このPDCAサイクルを回す中で、より自社に合う効果的な採用手法や戦略を見つけ、少しずつ採用プロセスを洗練させながら効果を高めることが理想的です。


自社採用を成功させるための3つのポイント

自社採用を成功させるためには、きちんと大事なポイントを押さえて採用活動を進める必要があります。

ここでは、とくに重要な3つのポイントについて解説します。

ポイント1:明確な目標を立てて長期的な視点で取り組む

採用活動は、短期的な目標を立てるだけでなく、長期的なビジョンをもって取り組むことが重要です。

長い目でみて確実に成果を出すために重要なのは、採用の目的や方針を明確にしてから取り組んでいくこと

自社にふさわしい人材の心に響く採用コンテンツを作り、効果的に情報を発信し続けるためにも、自社がどんな人材を求めているのかターゲットをはっきりとさせてペルソナ設定を行っておきましょう。

また、自社採用では、求人媒体や人材紹介などのサービスを利用する場合と比較し、成果が出るまでにやや時間がかかることがあります。

そのため、必要に応じて他の採用手法と組み合わせながら、中長期的な視点で採用計画を策定しましょう。

ポイント2:会社全体で目的や必要な情報を共有・連携する

自社採用は人事・採用担当者が主体となって行うことが一般的ですが、それ以外の部署も含めた会社全体の協力が不可欠です。

たとえば、採用サイトなどで「社員インタビュー」や「代表挨拶」のコンテンツを制作する場合など、経営者や現場の大きな協力が必要な場面も出てきます。
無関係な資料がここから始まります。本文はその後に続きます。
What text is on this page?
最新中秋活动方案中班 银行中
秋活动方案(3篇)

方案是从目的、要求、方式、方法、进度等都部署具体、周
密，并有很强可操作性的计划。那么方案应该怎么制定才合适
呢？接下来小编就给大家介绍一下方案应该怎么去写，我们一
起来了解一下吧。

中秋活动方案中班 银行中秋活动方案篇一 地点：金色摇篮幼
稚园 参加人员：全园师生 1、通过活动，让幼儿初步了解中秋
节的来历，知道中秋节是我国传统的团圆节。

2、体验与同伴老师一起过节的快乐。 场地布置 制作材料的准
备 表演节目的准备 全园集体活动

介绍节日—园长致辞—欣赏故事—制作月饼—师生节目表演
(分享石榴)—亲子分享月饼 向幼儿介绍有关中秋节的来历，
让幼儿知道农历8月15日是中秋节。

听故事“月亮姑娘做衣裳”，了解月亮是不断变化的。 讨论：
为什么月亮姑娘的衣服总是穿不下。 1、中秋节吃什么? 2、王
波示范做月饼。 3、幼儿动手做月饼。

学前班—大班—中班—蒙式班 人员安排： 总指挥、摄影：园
そのため、採用の目的や方針、求める人材像についての情報は、各部署や現場と積極的に共有して連携を図りましょう。

ポイント3:SNSを活用して認知拡大やブランディングを図る

自社採用を成功させるためには、就職・転職意欲の高い顕在層はもちろん潜在層も含めて、いかに求職者へ自社の魅力を上手にアピールし、信頼関係を築いていくが重要です。
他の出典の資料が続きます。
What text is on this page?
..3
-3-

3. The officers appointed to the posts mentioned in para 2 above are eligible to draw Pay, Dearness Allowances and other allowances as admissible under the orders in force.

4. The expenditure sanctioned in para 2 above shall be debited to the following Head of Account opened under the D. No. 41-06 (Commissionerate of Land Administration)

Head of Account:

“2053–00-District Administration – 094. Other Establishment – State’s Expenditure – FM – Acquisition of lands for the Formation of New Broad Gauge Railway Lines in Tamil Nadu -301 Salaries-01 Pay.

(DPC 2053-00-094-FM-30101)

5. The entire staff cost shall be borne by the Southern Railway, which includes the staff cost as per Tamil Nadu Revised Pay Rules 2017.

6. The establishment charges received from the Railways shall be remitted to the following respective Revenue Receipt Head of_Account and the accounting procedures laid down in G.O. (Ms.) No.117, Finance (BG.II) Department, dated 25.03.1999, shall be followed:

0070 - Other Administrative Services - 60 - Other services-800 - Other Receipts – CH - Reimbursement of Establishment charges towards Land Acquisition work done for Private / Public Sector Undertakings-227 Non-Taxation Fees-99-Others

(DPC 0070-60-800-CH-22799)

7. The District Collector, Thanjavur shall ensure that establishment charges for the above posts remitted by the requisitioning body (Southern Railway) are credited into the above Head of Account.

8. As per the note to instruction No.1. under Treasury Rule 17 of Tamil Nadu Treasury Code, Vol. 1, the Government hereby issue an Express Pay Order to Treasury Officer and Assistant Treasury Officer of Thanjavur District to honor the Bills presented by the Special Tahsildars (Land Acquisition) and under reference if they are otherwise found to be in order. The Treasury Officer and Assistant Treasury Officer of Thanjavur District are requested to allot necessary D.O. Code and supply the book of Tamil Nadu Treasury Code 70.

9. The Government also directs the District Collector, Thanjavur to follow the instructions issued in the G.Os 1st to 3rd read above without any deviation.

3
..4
その点において、SNS(ソーシャルネットワーキングサービス)は、採用活動での効果的な認知拡大やブランディングの手段となります。

現代の求職者の多くは、日頃からSNSを活用した情報収集やコミュニケーションを行っているため、企業はSNSを上手に活用することで高いPR効果が見込めます。

自社のSNSアカウントを作り、企業の価値観や働く魅力、イベント情報などを定期的に発信して求職者とのつながりを強化することで、自社にマッチする人材の引き寄せが期待できるでしょう。
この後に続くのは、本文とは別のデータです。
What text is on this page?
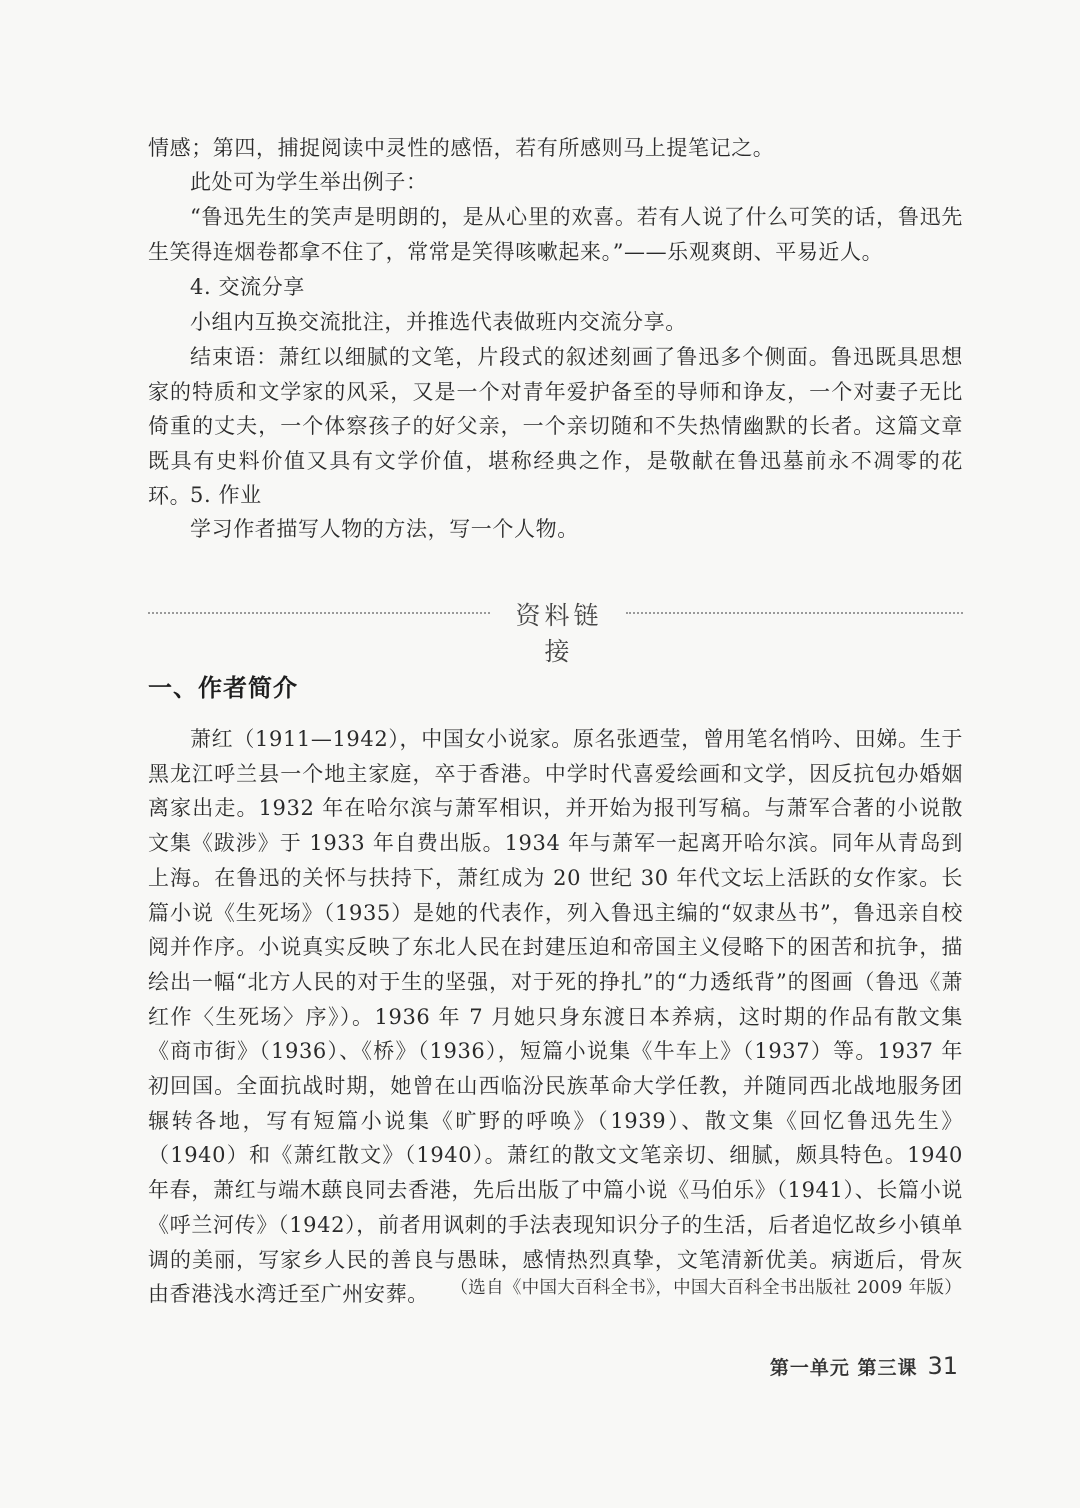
情感；第四，捕捉阅读中灵性的感悟，若有所感则马上提笔记之。

此处可为学生举出例子：

“鲁迅先生的笑声是明朗的，是从心里的欢喜。若有人说了什么可笑的话，鲁迅先生笑得连烟卷都拿不住了，常常是笑得咳嗽起来。”——乐观爽朗、平易近人。

4. 交流分享

小组内互换交流批注，并推选代表做班内交流分享。

结束语：萧红以细腻的文笔，片段式的叙述刻画了鲁迅多个侧面。鲁迅既具思想家的特质和文学家的风采，又是一个对青年爱护备至的导师和诤友，一个对妻子无比倚重的丈夫，一个体察孩子的好父亲，一个亲切随和不失热情幽默的长者。这篇文章既具有史料价值又具有文学价值，堪称经典之作，是敬献在鲁迅墓前永不凋零的花环。

5. 作业

学习作者描写人物的方法，写一个人物。

资料链接
一、作者简介

萧红（1911—1942），中国女小说家。原名张迺莹，曾用笔名悄吟、田娣。生于黑龙江呼兰县一个地主家庭，卒于香港。中学时代喜爱绘画和文学，因反抗包办婚姻离家出走。1932 年在哈尔滨与萧军相识，并开始为报刊写稿。与萧军合著的小说散文集《跋涉》于 1933 年自费出版。1934 年与萧军一起离开哈尔滨。同年从青岛到上海。在鲁迅的关怀与扶持下，萧红成为 20 世纪 30 年代文坛上活跃的女作家。长篇小说《生死场》（1935）是她的代表作，列入鲁迅主编的“奴隶丛书”，鲁迅亲自校阅并作序。小说真实反映了东北人民在封建压迫和帝国主义侵略下的困苦和抗争，描绘出一幅“北方人民的对于生的坚强，对于死的挣扎”的“力透纸背”的图画（鲁迅《萧红作〈生死场〉序》）。1936 年 7 月她只身东渡日本养病，这时期的作品有散文集《商市街》（1936）、《桥》（1936），短篇小说集《牛车上》（1937）等。1937 年初回国。全面抗战时期，她曾在山西临汾民族革命大学任教，并随同西北战地服务团辗转各地，写有短篇小说集《旷野的呼唤》（1939）、散文集《回忆鲁迅先生》（1940）和《萧红散文》（1940）。萧红的散文文笔亲切、细腻，颇具特色。1940 年春，萧红与端木蕻良同去香港，先后出版了中篇小说《马伯乐》（1941）、长篇小说《呼兰河传》（1942），前者用讽刺的手法表现知识分子的生活，后者追忆故乡小镇单调的美丽，写家乡人民的善良与愚昧，感情热烈真挚，文笔清新优美。病逝后，骨灰由香港浅水湾迁至广州安葬。	（选自《中国大百科全书》，中国大百科全书出版社 2009 年版）

第一单元 第三课 31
採用サイトなど各種採用ツールの効果を最大化するためにも、SNSの活用もあわせて行うことをおすすめします。

まとめ

自社採用は、労働力不足で採用活動が厳しくなっている現代の日本において、企業自らが候補者を見つけ出す「攻めの採用手法」として活用されるようになっています。

「お金をかけて求人広告を出しても、なかなか理想とする人材が採用できない…」
「そもそも応募が少なく困っている…」

このような悩みをお持ちの企業は、自社採用によって課題解決を目指せる可能性があります。

ぜひ本記事で紹介したポイントを参考にしながら、少しずつ自社採用へ取り組むことも検討してみてください。